La morte di Chavez nel 2013 ha fatto il resto. Chavez, che all’inizio del suo avvento sulla scena, sembrava nient’altro che un caudillo, un militare al potere ma di sinistra, si è in realtà rivelato come l’artefice di una svolta che prevedeva forme di democrazia progressiva, con tanto di nuova Costituzione bolivariana, dentro un processo che ha avviato una modifica dei rapporti di produzione e di proprietà; oltre che essere diventato un leader molto popolare, riportato a palazzo Miraflores da una folla di 200mila persone dopo il tentato golpe del 2002, anche quello subito appoggiato dagli Usa e pure quello fallito. Il lascito nelle mani di Maduro del Venezuela mostra ora alcune evidenze pesanti e critiche: Maduro non ha proprio il carisma di Chavez; le ultime elezioni politiche hanno visto la sconfitta dei socialisti bolivariani; da 5 anni il Paese è soggetto a pesanti sanzioni economiche che ora arrivano a bloccare le esportazioni di petrolio; proprio per questo il Venezuela si è rivolto alla Russia e in modo più masssiccio alla Cina, mentre continua a sostenere l’economia di Cuba socialista, anch’essa tornata a subire le sanzioni di Trump dopo la svolta di Obama.
Non c’è più la crisi venezuelana: c’è una crisi mondiale, internazionalizzata dalla spregiudicatezza, violenza e incapacità che contrassegnano la presidenza Trump e l’Amministrazione Usa dei Pompeo, dei Bolton, degli Elliot Abrams – l’inviato statunitense per il Venezuela che, se esistesse il diritto internazionale, dovrebbe stare in galera all’Aja per aver ispirato gli squadroni della morte in Salvador e Guatemala negli anni Ottanta. Un incapacità confermata dagli avvenimenti di questi giorni. Perché le informazioni alla Casa bianca arrivano solo da una opposizione inaffidabile.
Certo la crisi economica profonda nel Paese c’è, ma come spiegare il sostegno a Maduro, dopo l’auoproclamazione del 23 gennaio, dopo il boicottaggio dei blackout, dopo 5 anni di sanzioni? Senza dimenticare la tempistica del «golpe», proclamato il giorno prima del Primo Maggio, quando presidenza, governo e Forze armate avrebbero partecipato a manifestazioni preparate proprio per la festa dei lavoratori e belle e pronte come risposta di massa al tentativo golpista. Ora la provocazione resta in campo. Perché – visto che in ogni paese al mondo se un leader politico chiama alla rivolta militare perlomeno viene interrogato – tutti aspettano un mandato d’arresto per Leopoldo Lopez e Juan Guaidó, probabilmente mandato scientemente allo sbaraglio dai padrini statunitensi perché si «martirizzasse».

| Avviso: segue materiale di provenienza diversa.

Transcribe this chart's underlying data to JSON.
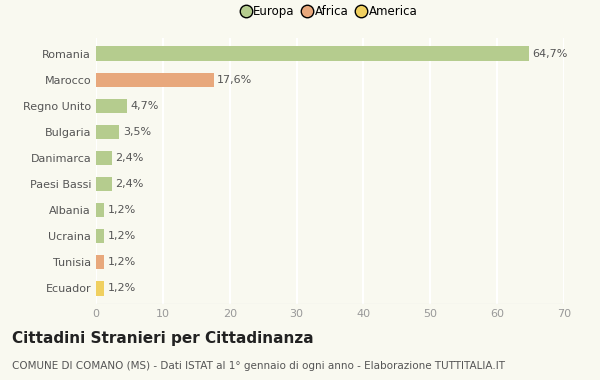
{
  "categories": [
    "Romania",
    "Marocco",
    "Regno Unito",
    "Bulgaria",
    "Danimarca",
    "Paesi Bassi",
    "Albania",
    "Ucraina",
    "Tunisia",
    "Ecuador"
  ],
  "values": [
    64.7,
    17.6,
    4.7,
    3.5,
    2.4,
    2.4,
    1.2,
    1.2,
    1.2,
    1.2
  ],
  "labels": [
    "64,7%",
    "17,6%",
    "4,7%",
    "3,5%",
    "2,4%",
    "2,4%",
    "1,2%",
    "1,2%",
    "1,2%",
    "1,2%"
  ],
  "colors": [
    "#b5cc8e",
    "#e8a87c",
    "#b5cc8e",
    "#b5cc8e",
    "#b5cc8e",
    "#b5cc8e",
    "#b5cc8e",
    "#b5cc8e",
    "#e8a87c",
    "#f0d060"
  ],
  "legend_labels": [
    "Europa",
    "Africa",
    "America"
  ],
  "legend_colors": [
    "#b5cc8e",
    "#e8a87c",
    "#f0d060"
  ],
  "title": "Cittadini Stranieri per Cittadinanza",
  "subtitle": "COMUNE DI COMANO (MS) - Dati ISTAT al 1° gennaio di ogni anno - Elaborazione TUTTITALIA.IT",
  "xlim": [
    0,
    70
  ],
  "xticks": [
    0,
    10,
    20,
    30,
    40,
    50,
    60,
    70
  ],
  "background_color": "#f9f9f0",
  "grid_color": "#ffffff",
  "title_fontsize": 11,
  "subtitle_fontsize": 7.5,
  "label_fontsize": 8,
  "tick_fontsize": 8,
  "bar_height": 0.55
}
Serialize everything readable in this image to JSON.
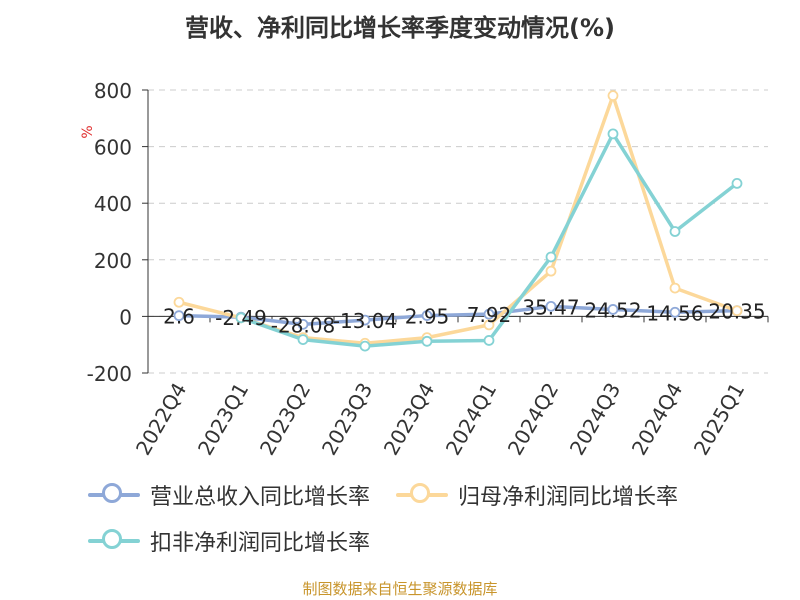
{
  "title": "营收、净利同比增长率季度变动情况(%)",
  "source": "制图数据来自恒生聚源数据库",
  "chart_data": {
    "type": "line",
    "title": "营收、净利同比增长率季度变动情况(%)",
    "ylabel": "%",
    "ylim": [
      -200,
      800
    ],
    "yticks": [
      -200,
      0,
      200,
      400,
      600,
      800
    ],
    "grid": true,
    "legend_position": "bottom",
    "categories": [
      "2022Q4",
      "2023Q1",
      "2023Q2",
      "2023Q3",
      "2023Q4",
      "2024Q1",
      "2024Q2",
      "2024Q3",
      "2024Q4",
      "2025Q1"
    ],
    "series": [
      {
        "name": "营业总收入同比增长率",
        "color": "#8ea8d8",
        "values": [
          2.6,
          -2.49,
          -28.08,
          -13.04,
          2.95,
          7.92,
          35.47,
          24.52,
          14.56,
          20.35
        ],
        "labels": [
          "2.6",
          "-2.49",
          "-28.08",
          "-13.04",
          "2.95",
          "7.92",
          "35.47",
          "24.52",
          "14.56",
          "20.35"
        ]
      },
      {
        "name": "归母净利润同比增长率",
        "color": "#fcd89a",
        "values": [
          50,
          -5,
          -75,
          -95,
          -75,
          -30,
          160,
          780,
          100,
          20
        ]
      },
      {
        "name": "扣非净利润同比增长率",
        "color": "#84d2d4",
        "values": [
          null,
          -5,
          -82,
          -105,
          -88,
          -85,
          210,
          645,
          300,
          470
        ]
      }
    ]
  }
}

Insomma, nonostante l’evidente fallimento è tutt’altro che finita. Ed è grave perché la vera debolezza del Venezuela a questo punto non è militare, è la sua crisi economica, la mancanza di una opposizione non golpista e la necessità solo annunciata di nuove elezioni politiche. E, come ripete l’autorevole sociologo Raul Zibechi, pur critico di Maduro «se i tentativi di golpe non vengono fermati, salta tutto» e non ci sarà alcuna possibilità di «via negoziata» né di revisione critica dei gravi errori del «socialismo bolivariano» che rischia di sopravvivere ed offrire il fianco a nuovi, scellerati tentativi golpisti; né tantomeno ci sarà un nuovo, necessario, protagonismo popolare.